Refugees in Libya held in 'concentration camp-like' conditions

Refugees in Libya held in 'concentration camp-like' conditions
Refugees held by traffickers in Libya camps are subjected to torture, rape and executions, a report by German diplomats has found.
2 min read
30 January, 2017
Refugees in Libya are reportedly tortured, raped or abandoned in the desert [Stock image/Getty]
The Libyan camps where traffickers hold refugees resemble concentration camps, German diplomats have said.

Refugees in Libya are being subjected to torture, rape and even execution by human traffickers who are holding them, a German newspaper report claimed on Sunday, citing German diplomats posted in Africa.

The comments come as the EU mulls a migration deal with the North African country.

"Executions of countless migrants, torture, rapes, bribery and banishment to the desert are daily events," the Welt am Sonntag quoted an internal report from the German embassy in Niger as saying.

The diplomats' report, intended for the office of German Chancellor Angela Merkel and various ministries, spoke of "the most serious, systematic human rights violations," the paper said.

The report said that the "concentration camp-like" conditions in the "private prisons" were documented by credible photos and videos shot with mobile phones.

"Eyewitnesses spoke of exactly five executions by shooting every week in one prison - announced in advance and [carried out] on Fridays to make room for new arrivals: in other words, to increase the human 'throughput' and thus the profit of the operators," Welt am Sonntag said.
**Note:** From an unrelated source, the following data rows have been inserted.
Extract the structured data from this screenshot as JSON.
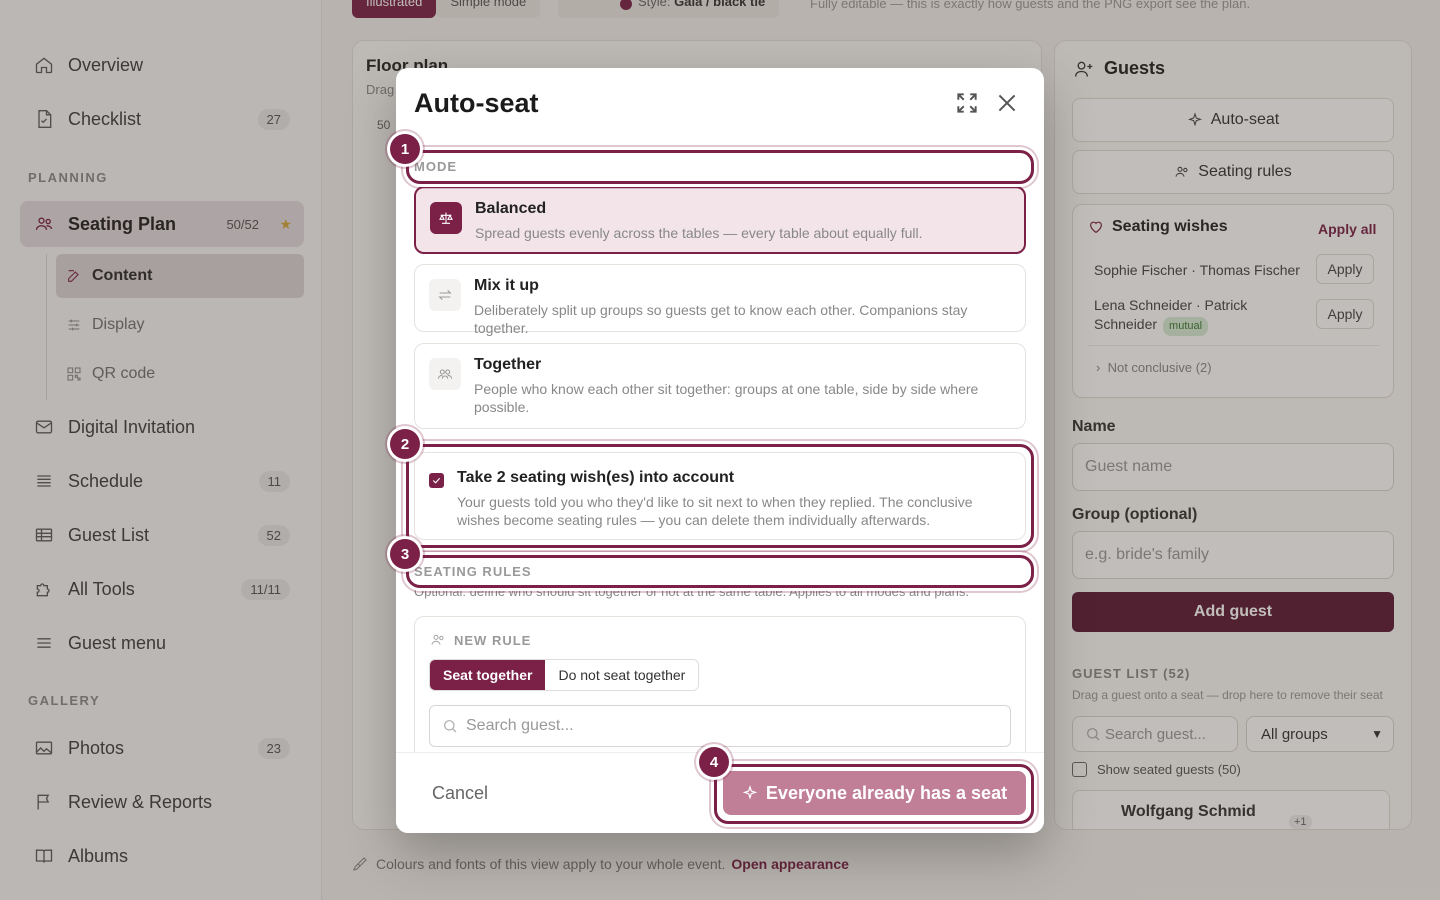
{
  "sidebar": {
    "items": [
      {
        "label": "Overview",
        "icon": "home-icon"
      },
      {
        "label": "Checklist",
        "icon": "document-icon",
        "badge": "27"
      }
    ],
    "planning_label": "PLANNING",
    "seating": {
      "label": "Seating Plan",
      "badge": "50/52",
      "icon": "people-icon"
    },
    "sub": [
      {
        "label": "Content",
        "icon": "edit-icon"
      },
      {
        "label": "Display",
        "icon": "sliders-icon"
      },
      {
        "label": "QR code",
        "icon": "qr-icon"
      }
    ],
    "more": [
      {
        "label": "Digital Invitation",
        "icon": "mail-icon"
      },
      {
        "label": "Schedule",
        "icon": "list-icon",
        "badge": "11"
      },
      {
        "label": "Guest List",
        "icon": "table-icon",
        "badge": "52"
      },
      {
        "label": "All Tools",
        "icon": "puzzle-icon",
        "badge": "11/11"
      },
      {
        "label": "Guest menu",
        "icon": "menu-icon"
      }
    ],
    "gallery_label": "GALLERY",
    "gallery": [
      {
        "label": "Photos",
        "icon": "image-icon",
        "badge": "23"
      },
      {
        "label": "Review & Reports",
        "icon": "flag-icon"
      },
      {
        "label": "Albums",
        "icon": "book-icon"
      }
    ]
  },
  "toolbar": {
    "tab_illustrated": "Illustrated",
    "tab_simple": "Simple mode",
    "style_prefix": "Style:",
    "style_value": "Gala / black tie",
    "hint": "Fully editable — this is exactly how guests and the PNG export see the plan."
  },
  "floor": {
    "title": "Floor plan",
    "sub": "Drag",
    "num": "50"
  },
  "guests_panel": {
    "title": "Guests",
    "auto_seat": "Auto-seat",
    "seating_rules": "Seating rules",
    "wishes_title": "Seating wishes",
    "apply_all": "Apply all",
    "wish1": "Sophie Fischer · Thomas Fischer",
    "wish2_line1": "Lena Schneider · Patrick",
    "wish2_line2": "Schneider",
    "mutual": "mutual",
    "apply": "Apply",
    "not_conclusive": "Not conclusive (2)",
    "name_label": "Name",
    "name_placeholder": "Guest name",
    "group_label": "Group (optional)",
    "group_placeholder": "e.g. bride's family",
    "add_guest": "Add guest",
    "list_label": "GUEST LIST (52)",
    "list_hint": "Drag a guest onto a seat — drop here to remove their seat",
    "search_placeholder": "Search guest...",
    "group_select": "All groups",
    "show_seated": "Show seated guests (50)",
    "first_guest": "Wolfgang Schmid",
    "first_guest_plus": "+1"
  },
  "footer": {
    "note": "Colours and fonts of this view apply to your whole event.",
    "link": "Open appearance"
  },
  "modal": {
    "title": "Auto-seat",
    "mode_label": "MODE",
    "modes": [
      {
        "title": "Balanced",
        "desc": "Spread guests evenly across the tables — every table about equally full."
      },
      {
        "title": "Mix it up",
        "desc": "Deliberately split up groups so guests get to know each other. Companions stay together."
      },
      {
        "title": "Together",
        "desc": "People who know each other sit together: groups at one table, side by side where possible."
      }
    ],
    "wish_title": "Take 2 seating wish(es) into account",
    "wish_desc": "Your guests told you who they'd like to sit next to when they replied. The conclusive wishes become seating rules — you can delete them individually afterwards.",
    "rules_label": "SEATING RULES",
    "rules_desc": "Optional: define who should sit together or not at the same table. Applies to all modes and plans.",
    "new_rule": "NEW RULE",
    "seat_together": "Seat together",
    "not_together": "Do not seat together",
    "search_placeholder": "Search guest...",
    "cancel": "Cancel",
    "primary": "Everyone already has a seat"
  },
  "markers": [
    "1",
    "2",
    "3",
    "4"
  ],
  "colors": {
    "accent": "#7b2148",
    "primary_disabled": "#c17f97"
  }
}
The head of the parliamentary party of the Greens in the European Parliament, Ska Keller, told the paper that the European Union should not strike any deal with the Libyan government amid reports of human rights abuses.

She said that people would be "sent back to a catastrophic and inhumane situation," and that the German government should oppose any new deal with Libya "with all its might."

On Friday, EU heads of state and government plan to meet in Malta to discuss how to reduce the flow of refugees to Europe from Libya and other North African states.

Chancellor Merkel said in her regular podcast on Saturday, however, that a deal with Libya could only be considered "when the political situation in Libya has improved."

More than 180,000 people came over the Mediterranean from north Africa to Italy last year, with almost 90 percent setting out from Libya. Many are fleeing conflict or poverty in their native countries.

Thousands have died attempting the perilous Libya to Italy crossing, operated by people-smugglers.